Lancet Global Health Volume 2, Issue 7, July 2014
The effect of 7-valent pneumococcal conjugate vaccine (PCV) in developed countries was enhanced by indirect protection of unvaccinated individuals, mediated by reduced nasopharyngeal carriage of vaccine-serotype pneumococci. The potential indirect protection of 10-valent PCV (PCV10) in a developing country setting is unknown. We sought to estimate the effectiveness of introduction of PCV10 in Kenya against carriage of vaccine serotypes and its effect on other bacteria.
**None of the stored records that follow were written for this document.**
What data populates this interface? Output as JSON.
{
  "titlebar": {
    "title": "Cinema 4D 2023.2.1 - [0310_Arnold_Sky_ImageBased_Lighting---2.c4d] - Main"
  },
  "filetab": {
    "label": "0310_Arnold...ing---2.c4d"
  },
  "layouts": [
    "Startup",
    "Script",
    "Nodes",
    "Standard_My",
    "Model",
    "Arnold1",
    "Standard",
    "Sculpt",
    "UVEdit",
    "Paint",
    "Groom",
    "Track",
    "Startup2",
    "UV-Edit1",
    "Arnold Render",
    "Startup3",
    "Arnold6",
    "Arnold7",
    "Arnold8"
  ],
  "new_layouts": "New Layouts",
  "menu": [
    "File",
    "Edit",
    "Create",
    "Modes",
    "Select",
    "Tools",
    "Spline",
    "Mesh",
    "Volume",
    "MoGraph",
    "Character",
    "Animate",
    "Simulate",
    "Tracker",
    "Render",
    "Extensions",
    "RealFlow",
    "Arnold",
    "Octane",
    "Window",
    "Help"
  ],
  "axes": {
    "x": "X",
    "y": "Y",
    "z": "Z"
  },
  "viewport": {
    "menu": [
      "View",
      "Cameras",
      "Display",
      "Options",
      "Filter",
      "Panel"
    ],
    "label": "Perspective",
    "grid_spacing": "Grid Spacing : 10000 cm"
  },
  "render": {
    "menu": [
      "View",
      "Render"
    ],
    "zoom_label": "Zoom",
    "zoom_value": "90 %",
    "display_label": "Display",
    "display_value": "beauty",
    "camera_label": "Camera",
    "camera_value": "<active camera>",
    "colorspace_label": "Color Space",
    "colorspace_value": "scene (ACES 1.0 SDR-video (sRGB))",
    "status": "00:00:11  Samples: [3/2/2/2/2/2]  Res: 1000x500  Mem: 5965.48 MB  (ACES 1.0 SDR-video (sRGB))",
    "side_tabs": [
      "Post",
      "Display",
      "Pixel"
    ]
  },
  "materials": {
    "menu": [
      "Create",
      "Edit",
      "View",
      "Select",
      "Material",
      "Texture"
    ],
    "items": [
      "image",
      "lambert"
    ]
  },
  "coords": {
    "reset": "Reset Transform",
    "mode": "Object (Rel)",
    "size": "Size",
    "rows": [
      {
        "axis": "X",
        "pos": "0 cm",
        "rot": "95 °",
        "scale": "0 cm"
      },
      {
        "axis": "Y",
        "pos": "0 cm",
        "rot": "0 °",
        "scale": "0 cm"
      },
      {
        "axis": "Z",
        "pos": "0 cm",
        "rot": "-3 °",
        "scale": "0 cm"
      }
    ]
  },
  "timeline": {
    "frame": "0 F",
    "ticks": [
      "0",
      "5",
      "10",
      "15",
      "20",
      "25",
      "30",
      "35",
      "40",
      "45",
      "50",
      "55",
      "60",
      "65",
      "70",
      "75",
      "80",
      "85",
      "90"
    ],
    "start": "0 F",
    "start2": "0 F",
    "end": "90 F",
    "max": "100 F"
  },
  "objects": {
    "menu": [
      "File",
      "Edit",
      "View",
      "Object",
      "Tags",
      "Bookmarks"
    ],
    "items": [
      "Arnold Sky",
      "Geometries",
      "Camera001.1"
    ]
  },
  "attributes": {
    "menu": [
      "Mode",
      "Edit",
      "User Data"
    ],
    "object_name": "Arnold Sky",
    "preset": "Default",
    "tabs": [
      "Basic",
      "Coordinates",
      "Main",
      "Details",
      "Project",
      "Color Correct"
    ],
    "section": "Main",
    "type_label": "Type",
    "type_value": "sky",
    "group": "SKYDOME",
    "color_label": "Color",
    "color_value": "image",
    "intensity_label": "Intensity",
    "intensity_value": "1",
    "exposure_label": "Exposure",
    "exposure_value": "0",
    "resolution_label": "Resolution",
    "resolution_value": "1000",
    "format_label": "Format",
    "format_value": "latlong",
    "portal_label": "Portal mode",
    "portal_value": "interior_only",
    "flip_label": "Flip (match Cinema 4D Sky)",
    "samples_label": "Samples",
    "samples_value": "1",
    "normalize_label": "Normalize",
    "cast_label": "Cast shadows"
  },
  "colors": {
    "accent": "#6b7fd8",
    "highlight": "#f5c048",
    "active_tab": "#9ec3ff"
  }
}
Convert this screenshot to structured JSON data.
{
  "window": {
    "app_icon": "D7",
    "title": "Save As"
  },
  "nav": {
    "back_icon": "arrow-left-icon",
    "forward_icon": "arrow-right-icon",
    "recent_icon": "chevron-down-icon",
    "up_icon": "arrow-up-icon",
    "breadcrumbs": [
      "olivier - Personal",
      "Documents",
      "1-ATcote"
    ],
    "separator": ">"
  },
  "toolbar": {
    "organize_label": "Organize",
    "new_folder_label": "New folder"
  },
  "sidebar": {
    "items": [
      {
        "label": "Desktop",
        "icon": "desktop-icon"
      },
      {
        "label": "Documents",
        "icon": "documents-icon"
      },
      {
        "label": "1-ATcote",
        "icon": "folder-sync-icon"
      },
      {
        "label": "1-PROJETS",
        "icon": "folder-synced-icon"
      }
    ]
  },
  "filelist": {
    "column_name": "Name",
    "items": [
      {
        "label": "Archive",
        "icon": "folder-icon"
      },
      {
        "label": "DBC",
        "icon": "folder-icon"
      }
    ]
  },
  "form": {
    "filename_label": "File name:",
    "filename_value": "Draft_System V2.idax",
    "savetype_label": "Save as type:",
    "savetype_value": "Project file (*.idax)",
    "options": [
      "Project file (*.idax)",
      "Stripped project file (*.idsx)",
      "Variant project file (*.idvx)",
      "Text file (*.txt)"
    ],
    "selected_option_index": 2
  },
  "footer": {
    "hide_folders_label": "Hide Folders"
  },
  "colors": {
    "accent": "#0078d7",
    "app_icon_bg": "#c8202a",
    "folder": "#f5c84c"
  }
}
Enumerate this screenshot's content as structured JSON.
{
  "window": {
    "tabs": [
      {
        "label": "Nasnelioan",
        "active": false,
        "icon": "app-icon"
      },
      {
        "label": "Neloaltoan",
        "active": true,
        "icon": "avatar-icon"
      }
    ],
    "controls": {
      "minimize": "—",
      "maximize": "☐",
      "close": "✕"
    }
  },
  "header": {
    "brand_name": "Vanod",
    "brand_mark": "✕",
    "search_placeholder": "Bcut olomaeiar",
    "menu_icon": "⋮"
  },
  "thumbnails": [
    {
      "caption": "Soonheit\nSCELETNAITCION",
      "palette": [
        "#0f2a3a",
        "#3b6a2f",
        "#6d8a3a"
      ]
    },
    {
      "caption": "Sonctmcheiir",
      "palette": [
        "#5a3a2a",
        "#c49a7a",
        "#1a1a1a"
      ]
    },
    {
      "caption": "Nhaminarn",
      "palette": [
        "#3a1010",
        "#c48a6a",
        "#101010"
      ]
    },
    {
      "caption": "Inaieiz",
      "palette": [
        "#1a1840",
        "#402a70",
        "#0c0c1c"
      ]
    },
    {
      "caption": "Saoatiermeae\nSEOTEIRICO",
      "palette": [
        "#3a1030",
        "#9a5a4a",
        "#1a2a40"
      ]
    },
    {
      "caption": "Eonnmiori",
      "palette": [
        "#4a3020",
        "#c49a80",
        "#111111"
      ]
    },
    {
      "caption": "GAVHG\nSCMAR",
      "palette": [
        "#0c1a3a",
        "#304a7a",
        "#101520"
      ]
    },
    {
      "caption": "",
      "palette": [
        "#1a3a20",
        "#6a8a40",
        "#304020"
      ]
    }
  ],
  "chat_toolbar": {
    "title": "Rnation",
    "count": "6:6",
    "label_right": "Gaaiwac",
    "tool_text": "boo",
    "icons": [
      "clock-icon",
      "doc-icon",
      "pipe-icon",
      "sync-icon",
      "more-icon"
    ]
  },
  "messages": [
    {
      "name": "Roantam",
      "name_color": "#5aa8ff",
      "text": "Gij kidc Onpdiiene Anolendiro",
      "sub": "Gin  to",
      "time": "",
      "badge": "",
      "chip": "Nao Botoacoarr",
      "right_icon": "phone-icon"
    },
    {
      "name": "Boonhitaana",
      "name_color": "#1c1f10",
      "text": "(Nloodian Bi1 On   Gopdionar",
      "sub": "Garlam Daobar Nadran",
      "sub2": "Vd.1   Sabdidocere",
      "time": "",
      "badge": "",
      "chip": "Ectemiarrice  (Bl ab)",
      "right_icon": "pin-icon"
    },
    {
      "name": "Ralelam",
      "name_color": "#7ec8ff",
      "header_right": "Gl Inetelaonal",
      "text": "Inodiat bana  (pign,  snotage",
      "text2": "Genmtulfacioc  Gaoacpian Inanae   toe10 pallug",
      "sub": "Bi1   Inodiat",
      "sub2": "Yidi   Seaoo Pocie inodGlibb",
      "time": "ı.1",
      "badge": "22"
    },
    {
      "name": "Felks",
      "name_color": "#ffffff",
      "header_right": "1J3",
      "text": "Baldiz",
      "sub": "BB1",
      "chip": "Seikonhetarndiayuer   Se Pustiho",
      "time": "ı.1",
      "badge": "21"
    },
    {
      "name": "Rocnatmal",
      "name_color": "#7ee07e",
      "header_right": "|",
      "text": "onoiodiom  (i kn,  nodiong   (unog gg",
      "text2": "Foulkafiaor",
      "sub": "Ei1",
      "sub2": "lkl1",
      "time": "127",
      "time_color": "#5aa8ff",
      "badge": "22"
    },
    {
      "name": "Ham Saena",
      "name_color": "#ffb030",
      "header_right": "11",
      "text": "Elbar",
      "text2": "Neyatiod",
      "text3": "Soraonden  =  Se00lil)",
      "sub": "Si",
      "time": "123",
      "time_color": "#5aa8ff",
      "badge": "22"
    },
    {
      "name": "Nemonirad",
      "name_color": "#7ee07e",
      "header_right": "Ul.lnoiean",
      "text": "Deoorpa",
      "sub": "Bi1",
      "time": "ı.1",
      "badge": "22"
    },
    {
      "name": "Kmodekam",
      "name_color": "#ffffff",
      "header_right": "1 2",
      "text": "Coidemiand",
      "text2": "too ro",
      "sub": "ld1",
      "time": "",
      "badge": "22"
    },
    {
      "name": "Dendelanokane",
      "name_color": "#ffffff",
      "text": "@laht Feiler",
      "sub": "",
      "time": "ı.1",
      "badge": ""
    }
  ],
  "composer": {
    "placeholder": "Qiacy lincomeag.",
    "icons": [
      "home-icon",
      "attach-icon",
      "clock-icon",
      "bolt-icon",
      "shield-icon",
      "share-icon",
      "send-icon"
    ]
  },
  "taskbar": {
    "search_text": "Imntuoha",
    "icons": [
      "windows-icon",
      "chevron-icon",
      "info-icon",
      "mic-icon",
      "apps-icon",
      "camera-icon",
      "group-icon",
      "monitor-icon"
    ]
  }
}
PCV10 was introduced into the infant vaccination programme in Kenya in January, 2011, accompanied by a catch-up campaign in Kilifi County for children aged younger than 5 years. We did annual cross-sectional carriage studies among an age-stratified, random population sample in the 2 years before and 2 years after PCV10 introduction. A nasopharyngeal rayon swab specimen was collected from each participant and was processed in accordance with WHO recommendations. Prevalence ratios of carriage before and after introduction of PCV10 were calculated by log-binomial regression.
About 500 individuals were enrolled each year (total n=2031). Among children younger than 5 years, the baseline (2009–10) carriage prevalence was 34% for vaccine-serotype Streptococcus pneumoniae, 41% for non-vaccine-serotype Streptococcus pneumoniae, and 54% for non-typeable Haemophilus influenzae. After PCV10 introduction (2011–12), these percentages were 13%, 57%, and 40%, respectively. Adjusted prevalence ratios were 0·36 (95% CI 0·26–0·51), 1·37 (1·13–1·65), and 0·62 (0·52–0·75), respectively. Among individuals aged 5 years or older, the adjusted prevalence ratios for vaccine-serotype and non-vaccine-serotype S pneumoniae carriage were 0·34 (95% CI 0·18–0·62) and 1·13 (0·92–1·38), respectively. There was no change in prevalence ratio for Staphylococcus aureus (adjusted prevalence ratio for those <5 years old 1·02, 95% CI 0·52–1·99, and for those ≥5 years old 0·90, 0·60–1·35).
After programmatic use of PCV10 in Kilifi, carriage of vaccine serotypes was reduced by two-thirds both in children younger than 5 years and in older individuals. These findings suggest that PCV10 introduction in Africa will have substantial indirect effects on invasive pneumococcal disease.